Whether it was a genuine question or a moment he wanted to capture, I don't know, but he was putting himself in the line of fire too. I could have asked him, `Are you? You tell me and I'll tell you.'
But then again, if I weren't Shah Rukh, I wouldn't be on Vir Sanghvi's show, I wouldn't be doing him a favour by doing his show, there would be no TRPs for that show, there wouldn't be a question like this. It's a small price to pay for owning the Taj Mahal. If asking me whether I'm bisexual, whether I'm sleeping
with X or Y gives you pleasure, then so be it.But overall, I must say the media has been more than fair to me.
I've never used them to get to where I have. I've been approachable, I've been cooperative and I've given them good copy when they want it. Because that's part of my job. I'm a commercial actor, an entertainer, and my interviews should be entertaining. (Actually, when I read them, I sound so good, my
reaction is: `Did I say that? That's cool!' Journalists make me look good the way Ashok Mehta and Binod Pradhan do).
It's like a director and actor working together to give the public what it wants. But when journalists start messing around, it's like a director saying, "Main is hero ka vaat laga doonga"--how can that film ever be good? And that hurts me in more ways than one. Because you're doing this to me, to yourself, and you're doing it wrong.
Ultimately, both of us are selling dreams. There is no truth, I know I'm lying and you know you're lying. I need you and you need me to do this job for people who want to read this kind of thing.
That is what I say to every media person who meets me--can we accept that both of us are lying and get on with the job?
And please don't think that because you've done an interview with me, you're getting an in-depth analysis of Shah Rukh Khan. C'mon, I'm an actor; I can't stop acting. I will let you see only what I want you to see.
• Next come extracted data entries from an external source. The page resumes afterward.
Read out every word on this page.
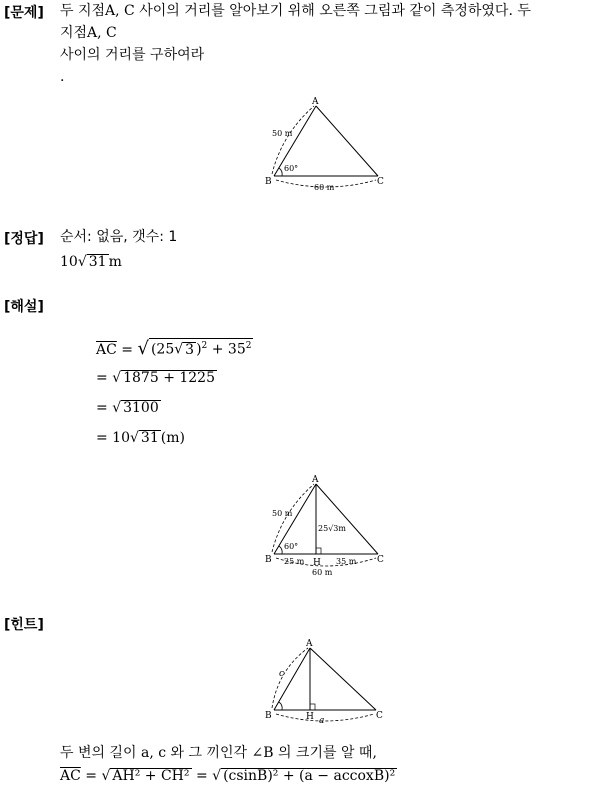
[문제] 두 지점A, C 사이의 거리를 알아보기 위해 오른쪽 그림과 같이 측정하였다. 두
지점A, C
사이의 거리를 구하여라
.
A
B	C
50 m
60°
60 m
[정답] 순서: 없음, 갯수: 1
10√ 31 m
[해설]
$\overline{AC}$ = √ (25√ 3 )$^2 + 35^2$
= √ 1875 + 1225
= √ 3100
= 10√ 31 (m)
A
B	C
H
50 m
60°
25√3m
25 m	35 m
60 m
[힌트]
A
B	C
H
c
a
두 변의 길이 a, c 와 그 끼인각 ∠B 의 크기를 알 때,
$\overline{AC}$ = √ AH² + CH² = √ (csinB)² + (a − accoxB)²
Don't imagine that you've got some great insight, seen some deep, repressed part of me--and in one meeting of two hours! That's stupid. I can understand my wife thinking that way, but not a journalist.
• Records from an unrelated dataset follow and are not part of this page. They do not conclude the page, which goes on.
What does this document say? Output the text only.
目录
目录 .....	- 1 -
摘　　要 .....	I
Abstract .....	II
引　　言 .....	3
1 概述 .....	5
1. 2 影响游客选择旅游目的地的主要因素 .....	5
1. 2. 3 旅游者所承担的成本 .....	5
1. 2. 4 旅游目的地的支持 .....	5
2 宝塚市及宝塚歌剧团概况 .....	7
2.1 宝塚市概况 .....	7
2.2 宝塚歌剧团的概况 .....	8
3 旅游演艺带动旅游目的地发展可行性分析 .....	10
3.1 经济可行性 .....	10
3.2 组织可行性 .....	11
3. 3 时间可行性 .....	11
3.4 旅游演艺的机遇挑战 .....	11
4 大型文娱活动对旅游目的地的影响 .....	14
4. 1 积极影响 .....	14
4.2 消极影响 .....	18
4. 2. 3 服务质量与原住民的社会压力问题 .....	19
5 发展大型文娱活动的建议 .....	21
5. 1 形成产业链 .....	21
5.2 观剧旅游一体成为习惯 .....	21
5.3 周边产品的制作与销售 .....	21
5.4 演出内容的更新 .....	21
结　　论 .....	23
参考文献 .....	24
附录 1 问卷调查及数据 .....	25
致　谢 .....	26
There are many things I never talk about, that nobody except my family and very few friends know. If a journalist starts getting near them, I'll start hiding them. Don't forget I have an advantage--I'm an actor and my face gives away only what I want it to give away. There is some part of me that I keep only for myself, which nobody can encroach upon because I truly don't want anybody to know what's in there. It's not as if there's much hidden there, it's not full of skeletons. But it's only for people who are very close to me.
Everything else is open. Including my house. I don't think of my home as some private space that I should keep away from people. My personal space is in my heart, not in those four walls. I like people to come to my house; it is this Muslim etiquette I have, that people should be welcome there. I think it gives my house barkat.
At one point there was a story doing the rounds that I had built a house with no windows. Don't ask me why--my house has 37 windows. Yes, the walls are high, but only because people have this habit of throwing stones at my house for their entertainment and my children could get hurt when they play in the garden. I'm not hiding behind high walls, I still haven't gone into an ivory tower overlooking the sea. Never will. Because that would be the death of me as an actor and a star.
I have this great fear that one day I'll wake up, walk out of my house (who knows, maybe this house won't be there either) and there'll be no posters with my face on them, nobody outside, nobody shouting "Ai, Shah Rukh!" Nobody will know me or remember me and I'll have all the privacy in the world. And I wouldn't want it. I'd die if people didn't recognise me. I wouldn't know what to do with myself at a function if people didn't come up to me. I would not be able to walk on the road if people didn't mob me. That's what I work for, that's why I want your ten rupees. Hell, I don't want no privacy.